Now away matches were slightly different. You could sometimes struggle to get a Player no6 cigarette down the Smoke (aptly nicknamed London). There’s nothing worse than a boring game at Craven Cottage with only a Marlborough to smoke; they didn’t half make my throat sore the next day and cost the earth. I and many others in the 1970’s ignored the ever increasing warnings on smoking and never visualised a Forest match without a fag or ten. But even then they stopped smoking downstairs on busses and split the picture houses into ‘smoking and non smoking’ You could even find non-smoking areas in restaurants! I tasty steak and chips with a pint of bitter and then a fag to finish it all off; who on earth would want to stop that?

It appeared I had mates who now owned cars who didn’t like smoking in their pride and joy. We went to Wembley ’79 with a convoy of cars from Annesley and Johnny Cumbo wouldn’t allow smoking in his Ford Capri. The two backseat passengers had to wait until the Watford Gap Motorway services for their first fag since Junction 27 of the M1. Chango and Dobbin had climbed over the front seat as soon as the car stopped both with a fag ready to light. It didn’t help as we passed from time to time and I lit one up to show what they were missing; thanks to Rube (our driver) who just put up with us smokers, he was anything for a peaceful life at times.

It fell back on me in later years as we went the same route to Wembley 1991 for the FA Cup final. Keith Stanley an ex smoker and Pete Bignall the driver didn’t smoke but Dave Simpson and me occupying the back seat were ‘roll up’ men. I had turned to rolling my own fags after visits to Amsterdam and Cologne where Drum and Samson rolling tobaccos ruled. Pete said if we had to smoke then it was OK, we thought he doesn’t really mean that. But now I was a car owner and realised how tobacco fumes stink a car out real bad. We decided to resist the temptation and stick it out although the nerves were high on cup final day. We did do two each at the services, I feared I had rolled the first one too tight in high anxiety and I was drawing my shirt lap up my arse trying to get a hit of nicotine. Simpo (Dave Simpson) was making me jumpy by continuously getting his tobacco pouch and papers out threatening to roll a smoke, he would keep looking at his watch and counting the M1Junctions.
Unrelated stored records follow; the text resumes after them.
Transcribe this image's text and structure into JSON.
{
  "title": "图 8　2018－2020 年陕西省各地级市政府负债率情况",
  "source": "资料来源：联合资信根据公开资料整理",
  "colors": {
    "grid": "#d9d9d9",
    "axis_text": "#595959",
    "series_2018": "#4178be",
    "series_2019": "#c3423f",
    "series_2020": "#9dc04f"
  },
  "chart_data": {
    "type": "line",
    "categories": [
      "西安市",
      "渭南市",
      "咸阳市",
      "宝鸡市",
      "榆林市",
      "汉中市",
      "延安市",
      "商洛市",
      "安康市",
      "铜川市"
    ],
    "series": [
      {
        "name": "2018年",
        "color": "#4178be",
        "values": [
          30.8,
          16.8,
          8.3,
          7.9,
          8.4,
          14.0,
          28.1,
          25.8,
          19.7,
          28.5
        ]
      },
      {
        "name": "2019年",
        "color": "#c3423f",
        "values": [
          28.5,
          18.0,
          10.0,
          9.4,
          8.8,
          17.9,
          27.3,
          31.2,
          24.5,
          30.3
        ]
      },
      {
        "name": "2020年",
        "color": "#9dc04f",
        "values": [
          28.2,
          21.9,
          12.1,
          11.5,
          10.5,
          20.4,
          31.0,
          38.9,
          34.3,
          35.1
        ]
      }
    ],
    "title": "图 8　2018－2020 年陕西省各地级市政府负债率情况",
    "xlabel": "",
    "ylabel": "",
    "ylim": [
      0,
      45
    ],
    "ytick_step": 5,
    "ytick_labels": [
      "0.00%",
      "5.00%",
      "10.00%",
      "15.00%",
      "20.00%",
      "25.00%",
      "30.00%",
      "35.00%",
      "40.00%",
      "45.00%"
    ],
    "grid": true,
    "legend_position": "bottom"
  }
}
Simpo was either desperate to get a smoke or just aggravating by making me as bad . I could have murdered a chew of bacca now and wondered if we had a spittoon then just maybe……. no we might splash back on the upholstery. Snuff could have given us the same but it was messy and for me only used down the pit.

A few years later when all seater stadiums including ours were encouraging non smoking areas. I said “I’ve been coming down here for a lot of years and damned sure I’m not moving ‘cos some health department want no smoking!” were they when we were only getting 8 to 10 thousand in the old Second Division watching the class of Sammy Chapman, John Galley and Miah Dennehy? You had to walk five yards to cadge a light.

So long after growing up I became an adult and stopped smoking. I did get annoyed from time to time when a smoker sat near me; I held back with the reformed ex smoker (holier than thou) attitude as I sympathised with their habit. Now the City Ground and many public places are smoker free and I must admit I like it. In a way I miss the second hand smoke but I wouldn’t turn the clock back; and future generations smoking in public will all be history.

But it sure seems like I’ve had twenty Park Drives after a walk up the Trent side after a game to remind me.